After her breakdown in the parking lot, Demitra McDonald knew she wasn’t willing to risk losing pieces of herself. She said she turned to practices that were restorative — pursuing yoga and deepening her spiritual life. She consulted with other therapists. “It helped me get my head together,” she said.

She learned that she had to foster a strong and clear identity supported by a healthy set of boundaries. “I have to be able to understand where I start and end, and where the client starts and ends,” she said.

“It takes a lot of self-reflection, a lot of observation,” said McDonald, when asked how she knows where her limits lie. “Ideally, you wouldn’t hit the limit. It’s like gas in the car. You wouldn’t wait until it ran out to gas it. You’d be checking that beforehand. … As you’re noticing that your stores are depleting, you build yourself up.”

Jewel Love, a marriage and family therapy intern at La Cheim, said he builds himself up by focusing on the basics — his relationships, eating habits, sleep patterns, extracurricular activities. “I’m just making sure that I’m balancing those areas of my life, making sure that I’m ready and up to par to come here and handle what’s thrown my way.”
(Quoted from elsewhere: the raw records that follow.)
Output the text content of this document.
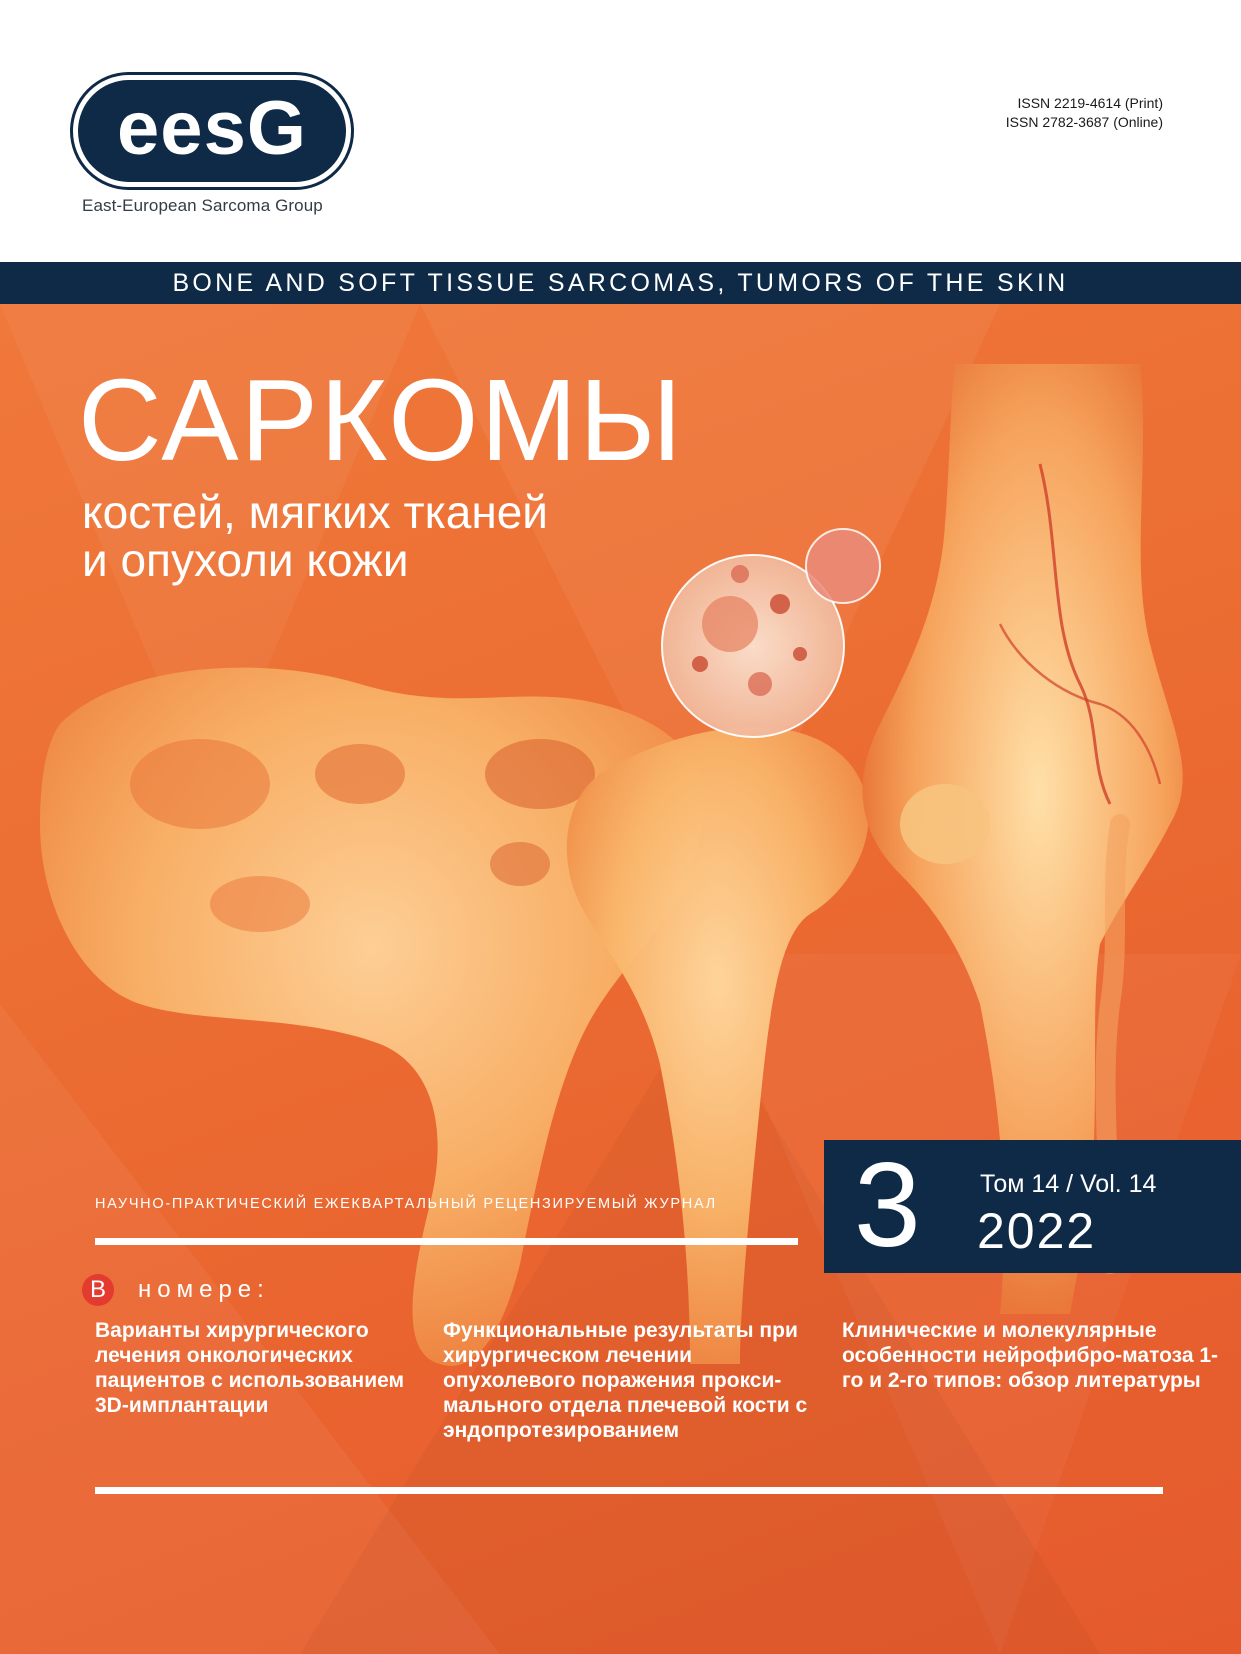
eesG
East-European Sarcoma Group
ISSN 2219-4614 (Print)
ISSN 2782-3687 (Online)
BONE AND SOFT TISSUE SARCOMAS, TUMORS OF THE SKIN
САРКОМЫ
костей, мягких тканей
и опухоли кожи
НАУЧНО-ПРАКТИЧЕСКИЙ ЕЖЕКВАРТАЛЬНЫЙ РЕЦЕНЗИРУЕМЫЙ ЖУРНАЛ 3 Том 14 / Vol. 14
2022
В	номере:
Варианты хирургического лечения онкологических пациентов с использованием 3D-имплантации
Функциональные результаты при хирургическом лечении опухолевого поражения прокси-мального отдела плечевой кости с эндопротезированием
Клинические и молекулярные особенности нейрофибро-матоза 1-го и 2-го типов: обзор литературы
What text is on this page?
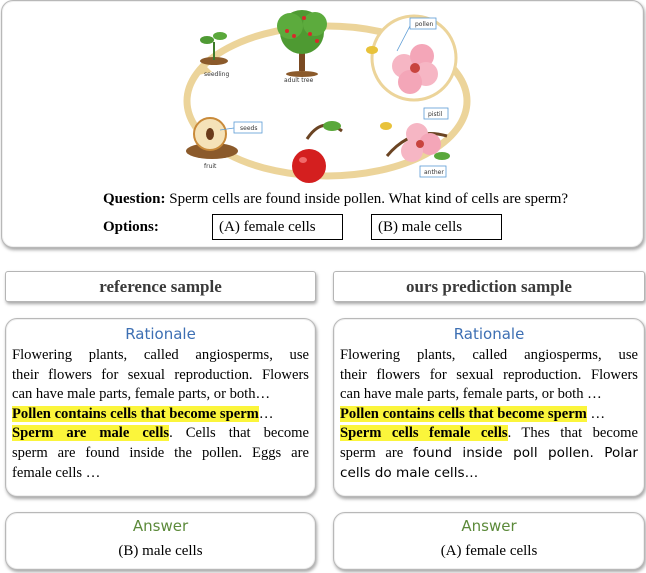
seedling
adult tree
pollen
seeds
fruit
pistil
anther
Question: Sperm cells are found inside pollen. What kind of cells are sperm?
Options:	(A) female cells	(B) male cells
reference sample	ours prediction sample
Rationale
Flowering plants, called angiosperms, use
their flowers for sexual reproduction. Flowers
can have male parts, female parts, or both…
Pollen contains cells that become sperm…
Sperm are male cells. Cells that become
sperm are found inside the pollen. Eggs are
female cells …
Rationale
Flowering plants, called angiosperms, use
their flowers for sexual reproduction. Flowers
can have male parts, female parts, or both …
Pollen contains cells that become sperm …
Sperm cells female cells. Thes that become
sperm are found inside poll pollen. Polar
cells do male cells…
Answer
(B) male cells
Answer
(A) female cells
“Practice wisdom” is how Merrill describes the personalized tricks and rituals he has heard in his years as a trainer. He told the story of a social worker at an Oakland hospital who, at the end of each day, would unlock her glove compartment, turn off her pager, hold it for a minute while closing her eyes, and wish her clients inside the hospital well. Then she’d lock the pager in the glove compartment. The next morning, she’d repeat the ritual in reverse. “She felt like she was able to psychologically wall it off better,” explained Merrill.

“[Pacing] the energy you give out over a thirty-year career is really hard to do,” he added. Ultimately, it comes down to choosing to take care of yourself while caring for others, and finding light in the darkness, he said.

“I feel very grateful for my life because I saw peoples’ lives taken away from them, like that,” he said, snapping his fingers. “It’s kind of incredible what people can survive, and that they can find meaning in it. Not [just] devastation, but some kind of positive meaning. If you’re aware of the impact it has on you, then you can shape how your beliefs change or what you need to do, and I believe it can actually make you greater.”

After work each day, McDonald picks up her young son from school. She said that as she drives, she focuses on what residual stress is left over from the day. “And every tick on the speedometer, every mile, I let it go,” she said. “And I tell myself, if there’s anything residual, when I see his smile, it will melt.”